Do You Trust Your Data?
Public servants are accountable for explaining why they made the decisions they made to the public and to Congress, especially when cyber systems enable auto orchestration response to take action (within department boundaries).
“Are we doing the right thing when we do that?” Travis asked.
Part of the solution is asking industry to create solutions that can explain decision-making, and improving the acquisition process in government so that when agencies need AI or machine learning solutions, they can get them.
But Bottom explained a different challenge associated with AI and machine learning -- trust. How can CIOs trust that the environment will be responding in a way that provides the outcome an agency is looking to achieve, or that the potential risk associated with that solution is worth it?
Bottom said there’s two barriers to getting there: identity management and data integrity.
For DHS, Bottom’s referring to the identity of users, analytics and the customer.
Identifying users, whether they are analysts or operators, means making sure they are properly described in the system to build the trust factor. Identifying customers, even if it’s voice recognition requesting a service, means knowing the identity of that user. That could mean tracking voice patterns or biometric data, with consideration to privacy.
But assigning identity to an algorithm, analytic, a code or software is something DHS hasn’t come to closure on. For example, in self-driving cars, that piece of software in the car is an identity.

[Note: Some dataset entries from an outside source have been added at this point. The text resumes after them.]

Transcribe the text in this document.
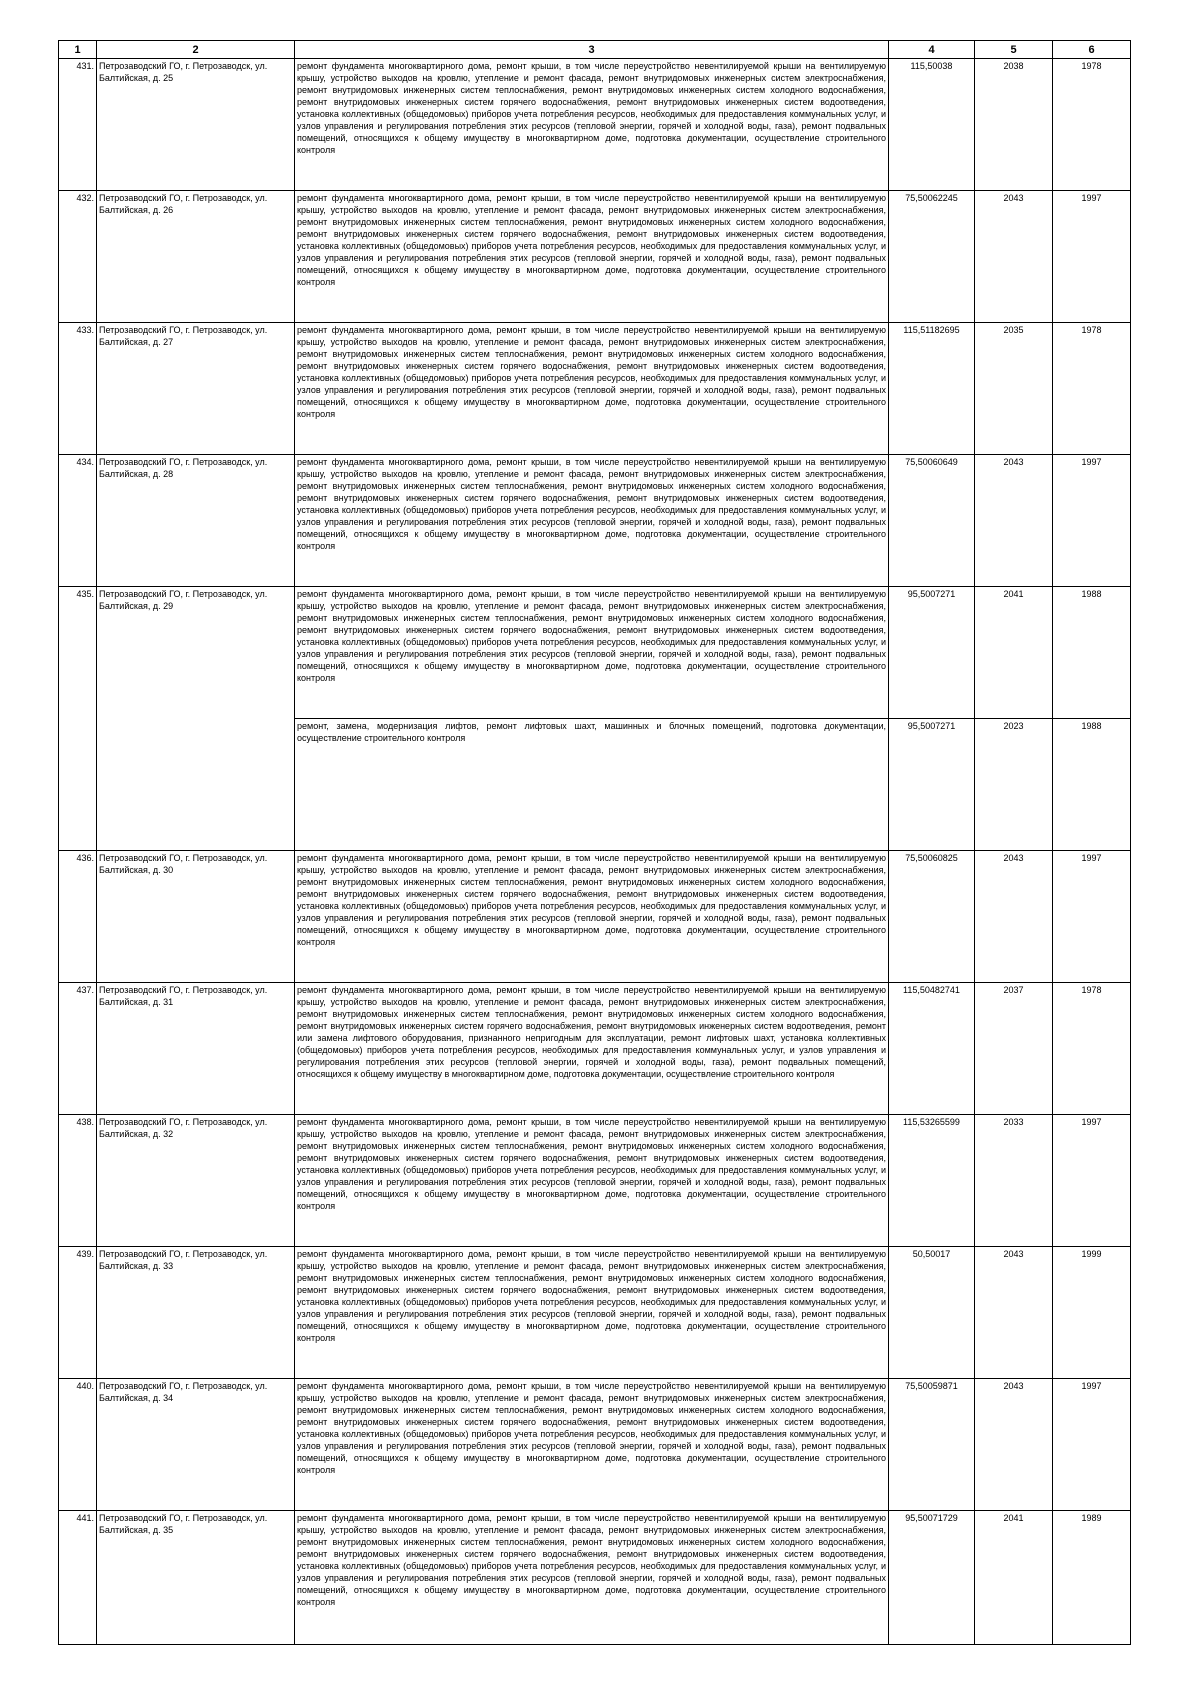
1	2	3	4	5	6
431.	Петрозаводский ГО, г. Петрозаводск, ул. Балтийская, д. 25	ремонт фундамента многоквартирного дома, ремонт крыши, в том числе переустройство невентилируемой крыши на вентилируемую крышу, устройство выходов на кровлю, утепление и ремонт фасада, ремонт внутридомовых инженерных систем электроснабжения, ремонт внутридомовых инженерных систем теплоснабжения, ремонт внутридомовых инженерных систем холодного водоснабжения, ремонт внутридомовых инженерных систем горячего водоснабжения, ремонт внутридомовых инженерных систем водоотведения, установка коллективных (общедомовых) приборов учета потребления ресурсов, необходимых для предоставления коммунальных услуг, и узлов управления и регулирования потребления этих ресурсов (тепловой энергии, горячей и холодной воды, газа), ремонт подвальных помещений, относящихся к общему имуществу в многоквартирном доме, подготовка документации, осуществление строительного контроля	115,50038	2038	1978
432.	Петрозаводский ГО, г. Петрозаводск, ул. Балтийская, д. 26	ремонт фундамента многоквартирного дома, ремонт крыши, в том числе переустройство невентилируемой крыши на вентилируемую крышу, устройство выходов на кровлю, утепление и ремонт фасада, ремонт внутридомовых инженерных систем электроснабжения, ремонт внутридомовых инженерных систем теплоснабжения, ремонт внутридомовых инженерных систем холодного водоснабжения, ремонт внутридомовых инженерных систем горячего водоснабжения, ремонт внутридомовых инженерных систем водоотведения, установка коллективных (общедомовых) приборов учета потребления ресурсов, необходимых для предоставления коммунальных услуг, и узлов управления и регулирования потребления этих ресурсов (тепловой энергии, горячей и холодной воды, газа), ремонт подвальных помещений, относящихся к общему имуществу в многоквартирном доме, подготовка документации, осуществление строительного контроля	75,50062245	2043	1997
433.	Петрозаводский ГО, г. Петрозаводск, ул. Балтийская, д. 27	ремонт фундамента многоквартирного дома, ремонт крыши, в том числе переустройство невентилируемой крыши на вентилируемую крышу, устройство выходов на кровлю, утепление и ремонт фасада, ремонт внутридомовых инженерных систем электроснабжения, ремонт внутридомовых инженерных систем теплоснабжения, ремонт внутридомовых инженерных систем холодного водоснабжения, ремонт внутридомовых инженерных систем горячего водоснабжения, ремонт внутридомовых инженерных систем водоотведения, установка коллективных (общедомовых) приборов учета потребления ресурсов, необходимых для предоставления коммунальных услуг, и узлов управления и регулирования потребления этих ресурсов (тепловой энергии, горячей и холодной воды, газа), ремонт подвальных помещений, относящихся к общему имуществу в многоквартирном доме, подготовка документации, осуществление строительного контроля	115,51182695	2035	1978
434.	Петрозаводский ГО, г. Петрозаводск, ул. Балтийская, д. 28	ремонт фундамента многоквартирного дома, ремонт крыши, в том числе переустройство невентилируемой крыши на вентилируемую крышу, устройство выходов на кровлю, утепление и ремонт фасада, ремонт внутридомовых инженерных систем электроснабжения, ремонт внутридомовых инженерных систем теплоснабжения, ремонт внутридомовых инженерных систем холодного водоснабжения, ремонт внутридомовых инженерных систем горячего водоснабжения, ремонт внутридомовых инженерных систем водоотведения, установка коллективных (общедомовых) приборов учета потребления ресурсов, необходимых для предоставления коммунальных услуг, и узлов управления и регулирования потребления этих ресурсов (тепловой энергии, горячей и холодной воды, газа), ремонт подвальных помещений, относящихся к общему имуществу в многоквартирном доме, подготовка документации, осуществление строительного контроля	75,50060649	2043	1997
435.	Петрозаводский ГО, г. Петрозаводск, ул. Балтийская, д. 29	ремонт фундамента многоквартирного дома, ремонт крыши, в том числе переустройство невентилируемой крыши на вентилируемую крышу, устройство выходов на кровлю, утепление и ремонт фасада, ремонт внутридомовых инженерных систем электроснабжения, ремонт внутридомовых инженерных систем теплоснабжения, ремонт внутридомовых инженерных систем холодного водоснабжения, ремонт внутридомовых инженерных систем горячего водоснабжения, ремонт внутридомовых инженерных систем водоотведения, установка коллективных (общедомовых) приборов учета потребления ресурсов, необходимых для предоставления коммунальных услуг, и узлов управления и регулирования потребления этих ресурсов (тепловой энергии, горячей и холодной воды, газа), ремонт подвальных помещений, относящихся к общему имуществу в многоквартирном доме, подготовка документации, осуществление строительного контроля	95,5007271	2041	1988
		ремонт, замена, модернизация лифтов, ремонт лифтовых шахт, машинных и блочных помещений, подготовка документации, осуществление строительного контроля	95,5007271	2023	1988
436.	Петрозаводский ГО, г. Петрозаводск, ул. Балтийская, д. 30	ремонт фундамента многоквартирного дома, ремонт крыши, в том числе переустройство невентилируемой крыши на вентилируемую крышу, устройство выходов на кровлю, утепление и ремонт фасада, ремонт внутридомовых инженерных систем электроснабжения, ремонт внутридомовых инженерных систем теплоснабжения, ремонт внутридомовых инженерных систем холодного водоснабжения, ремонт внутридомовых инженерных систем горячего водоснабжения, ремонт внутридомовых инженерных систем водоотведения, установка коллективных (общедомовых) приборов учета потребления ресурсов, необходимых для предоставления коммунальных услуг, и узлов управления и регулирования потребления этих ресурсов (тепловой энергии, горячей и холодной воды, газа), ремонт подвальных помещений, относящихся к общему имуществу в многоквартирном доме, подготовка документации, осуществление строительного контроля	75,50060825	2043	1997
437.	Петрозаводский ГО, г. Петрозаводск, ул. Балтийская, д. 31	ремонт фундамента многоквартирного дома, ремонт крыши, в том числе переустройство невентилируемой крыши на вентилируемую крышу, устройство выходов на кровлю, утепление и ремонт фасада, ремонт внутридомовых инженерных систем электроснабжения, ремонт внутридомовых инженерных систем теплоснабжения, ремонт внутридомовых инженерных систем холодного водоснабжения, ремонт внутридомовых инженерных систем горячего водоснабжения, ремонт внутридомовых инженерных систем водоотведения, ремонт или замена лифтового оборудования, признанного непригодным для эксплуатации, ремонт лифтовых шахт, установка коллективных (общедомовых) приборов учета потребления ресурсов, необходимых для предоставления коммунальных услуг, и узлов управления и регулирования потребления этих ресурсов (тепловой энергии, горячей и холодной воды, газа), ремонт подвальных помещений, относящихся к общему имуществу в многоквартирном доме, подготовка документации, осуществление строительного контроля	115,50482741	2037	1978
438.	Петрозаводский ГО, г. Петрозаводск, ул. Балтийская, д. 32	ремонт фундамента многоквартирного дома, ремонт крыши, в том числе переустройство невентилируемой крыши на вентилируемую крышу, устройство выходов на кровлю, утепление и ремонт фасада, ремонт внутридомовых инженерных систем электроснабжения, ремонт внутридомовых инженерных систем теплоснабжения, ремонт внутридомовых инженерных систем холодного водоснабжения, ремонт внутридомовых инженерных систем горячего водоснабжения, ремонт внутридомовых инженерных систем водоотведения, установка коллективных (общедомовых) приборов учета потребления ресурсов, необходимых для предоставления коммунальных услуг, и узлов управления и регулирования потребления этих ресурсов (тепловой энергии, горячей и холодной воды, газа), ремонт подвальных помещений, относящихся к общему имуществу в многоквартирном доме, подготовка документации, осуществление строительного контроля	115,53265599	2033	1997
439.	Петрозаводский ГО, г. Петрозаводск, ул. Балтийская, д. 33	ремонт фундамента многоквартирного дома, ремонт крыши, в том числе переустройство невентилируемой крыши на вентилируемую крышу, устройство выходов на кровлю, утепление и ремонт фасада, ремонт внутридомовых инженерных систем электроснабжения, ремонт внутридомовых инженерных систем теплоснабжения, ремонт внутридомовых инженерных систем холодного водоснабжения, ремонт внутридомовых инженерных систем горячего водоснабжения, ремонт внутридомовых инженерных систем водоотведения, установка коллективных (общедомовых) приборов учета потребления ресурсов, необходимых для предоставления коммунальных услуг, и узлов управления и регулирования потребления этих ресурсов (тепловой энергии, горячей и холодной воды, газа), ремонт подвальных помещений, относящихся к общему имуществу в многоквартирном доме, подготовка документации, осуществление строительного контроля	50,50017	2043	1999
440.	Петрозаводский ГО, г. Петрозаводск, ул. Балтийская, д. 34	ремонт фундамента многоквартирного дома, ремонт крыши, в том числе переустройство невентилируемой крыши на вентилируемую крышу, устройство выходов на кровлю, утепление и ремонт фасада, ремонт внутридомовых инженерных систем электроснабжения, ремонт внутридомовых инженерных систем теплоснабжения, ремонт внутридомовых инженерных систем холодного водоснабжения, ремонт внутридомовых инженерных систем горячего водоснабжения, ремонт внутридомовых инженерных систем водоотведения, установка коллективных (общедомовых) приборов учета потребления ресурсов, необходимых для предоставления коммунальных услуг, и узлов управления и регулирования потребления этих ресурсов (тепловой энергии, горячей и холодной воды, газа), ремонт подвальных помещений, относящихся к общему имуществу в многоквартирном доме, подготовка документации, осуществление строительного контроля	75,50059871	2043	1997
441.	Петрозаводский ГО, г. Петрозаводск, ул. Балтийская, д. 35	ремонт фундамента многоквартирного дома, ремонт крыши, в том числе переустройство невентилируемой крыши на вентилируемую крышу, устройство выходов на кровлю, утепление и ремонт фасада, ремонт внутридомовых инженерных систем электроснабжения, ремонт внутридомовых инженерных систем теплоснабжения, ремонт внутридомовых инженерных систем холодного водоснабжения, ремонт внутридомовых инженерных систем горячего водоснабжения, ремонт внутридомовых инженерных систем водоотведения, установка коллективных (общедомовых) приборов учета потребления ресурсов, необходимых для предоставления коммунальных услуг, и узлов управления и регулирования потребления этих ресурсов (тепловой энергии, горячей и холодной воды, газа), ремонт подвальных помещений, относящихся к общему имуществу в многоквартирном доме, подготовка документации, осуществление строительного контроля	95,50071729	2041	1989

And because that software or code, which is using machine learning, is reasoning without programming and making a decision so-to-speak, the identity needs to be characterized.
“And we want to understand when that code made that decision, and what decision was recommended to the user,” Bottom said.
There needs to be data integrity and strong quality of recommendations. Bottom uses recommendation to express that humans will always be at the forefront of making the final decision, though there will be times, particularly in the cyber realm, where automation will take action. So, because a person will be using that recommendation to make a decision, there needs to be confidence in the data.
For example, it’s easy to fool imagery recognition software by changing the pixels in a picture, but this won’t fool a human.
“So how are we guarding against protecting that data integrity so we get the outcome that were expecting from the analytic?” Bottom asked. Perhaps a confidence assessment of how that decision was arrived at would help.
For Bottom, those are the two essential challenges DHS is working on in the department, with the intelligence community and its partners across government.
But at times, the urgency to detecting threats is too great to wait, and machine learning and AI algorithms are the answer.
“The crisis was so great in terms of the number of events that are anomalous today, that folks just said, ‘we have no shot at this without turning this stuff on,’” Travis said. And in the cyber realm, there’s just too much data for humans to sift through.
The operational urgency creates the willingness to take risk, and Travis believes that in order for the government to get where they need to be, agencies will need to become more risk-accepting. And just as the private sector’s consequence or penalty of failing is money, government needs to figure out what its incentive is.
Because ultimately, the effort to implementing smart solutions is a collective one. “[DISA] and Homeland Security, especially in the cyber world, are in fact dealing with some of the potential exponential threats to the nation . . . and collectively we’re trying to stay linked together at a working level to do that . . . with us working together, learning from each other, and how these solutions make sense for the federal government and American people.”